Search code examples
pythonxmlxsdauto-generate

generate a full XML file with python


I need to machine generate (not to parse!) a (possibly complex) XML file in Python.

I am (relatively) familiar with xml and lxml modules, but it's unclear to me how to generate a valid XML checked against an xsl spec.

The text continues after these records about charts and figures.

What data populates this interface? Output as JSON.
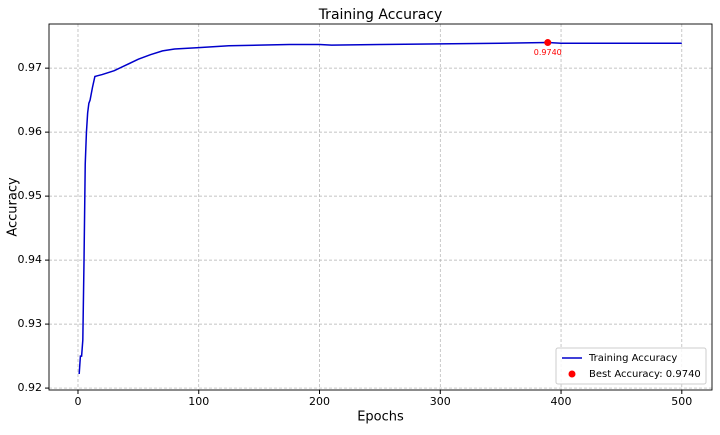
{
  "chart_data": {
    "type": "line",
    "title": "Training Accuracy",
    "xlabel": "Epochs",
    "ylabel": "Accuracy",
    "xlim": [
      -24,
      525
    ],
    "ylim": [
      0.9197,
      0.9769
    ],
    "xticks": [
      0,
      100,
      200,
      300,
      400,
      500
    ],
    "yticks": [
      0.92,
      0.93,
      0.94,
      0.95,
      0.96,
      0.97
    ],
    "grid": true,
    "legend": "lower right",
    "series": [
      {
        "name": "Training Accuracy",
        "color": "#0000cc",
        "kind": "line",
        "x": [
          1,
          2,
          3,
          4,
          5,
          6,
          7,
          8,
          9,
          10,
          12,
          14,
          16,
          20,
          30,
          40,
          50,
          60,
          70,
          80,
          100,
          125,
          150,
          175,
          200,
          210,
          250,
          300,
          350,
          389,
          400,
          450,
          500
        ],
        "values": [
          0.9222,
          0.925,
          0.925,
          0.9275,
          0.94,
          0.955,
          0.96,
          0.963,
          0.9645,
          0.965,
          0.967,
          0.9687,
          0.9688,
          0.969,
          0.9696,
          0.9705,
          0.9714,
          0.9721,
          0.9727,
          0.973,
          0.9732,
          0.9735,
          0.9736,
          0.9737,
          0.9737,
          0.9736,
          0.9737,
          0.9738,
          0.9739,
          0.974,
          0.9739,
          0.9739,
          0.9739
        ]
      },
      {
        "name": "Best Accuracy: 0.9740",
        "color": "#ff0000",
        "kind": "scatter",
        "x": [
          389
        ],
        "values": [
          0.974
        ],
        "value_labels": [
          "0.9740"
        ]
      }
    ]
  }
}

What I need to build is something like:

<?xml version='1.0' encoding='utf-8'?>
<package xmlns="http://www.idpf.org/2007/opf" unique-identifier="uuid_id" version="2.0">
    <metadata xmlns:dc="http://purl.org/dc/elements/1.1/" xmlns:opf="http://www.idpf.org/2007/opf">
        <dc:identifier opf:scheme="calibre" id="calibre_id">4117</dc:identifier>
        <dc:identifier opf:scheme="uuid" id="uuid_id">d06a2234-67b4-40db-8f4a-136e52057101</dc:identifier>
        <dc:title>La Fine Di Alice</dc:title>
        <dc:creator opf:file-as="Homes, A. M." opf:role="aut">A. M. Homes</dc:creator>
        <dc:contributor opf:file-as="calibre" opf:role="bkp">calibre (3.10.0) [https://calibre-ebook.com]</dc:contributor>
        <dc:date>2005-11-15T00:00:00+00:00</dc:date>
        <dc:publisher>Minimum Fax</dc:publisher>
        <dc:identifier opf:scheme="ISBN">9788875210649</dc:identifier>
        <dc:language>en</dc:language>
        <meta content="{&quot;A. M. Homes&quot;: &quot;&quot;}" name="calibre:author_link_map"/>
        <meta content="2017-11-07T07:34:41.217796+00:00" name="calibre:timestamp"/>
        <meta content="La Fine Di Alice" name="calibre:title_sort"/>
    </metadata>
    <guide>
        <reference href="cover.jpg" title="Cover" type="cover"/>
    </guide>
</package>

The complete grammar is here.

I tried something along the lines:

from lxml import etree as ET

et = ET.Element('package', attrib={'version': "2.0", 'xmlns': "http://www.idpf.org/2007/opf", 'unique-identifier': "BookId"})
md = ET.SubElement(et, 'metadata', attrib={'xmlns:dc': "http://purl.org/dc/elements/1.1/", 'xmlns:opf': "http://www.idpf.org/2007/opf"})
au = ET.SubElement(md, 'dc:title')
au.text = bk['Title']

s = ET.tostring(et, pretty_print=True)

... but it fails miserably with: "ValueError: Invalid attribute name 'xmlns:dc'"

Any pointer welcome.


Solution

  • Reference: http://lxml.de/tutorial.html#namespaces

    You mustn't specify the namespace as a :-qualified string. Instead you may use {http://url.url/url}tag form, or QName form.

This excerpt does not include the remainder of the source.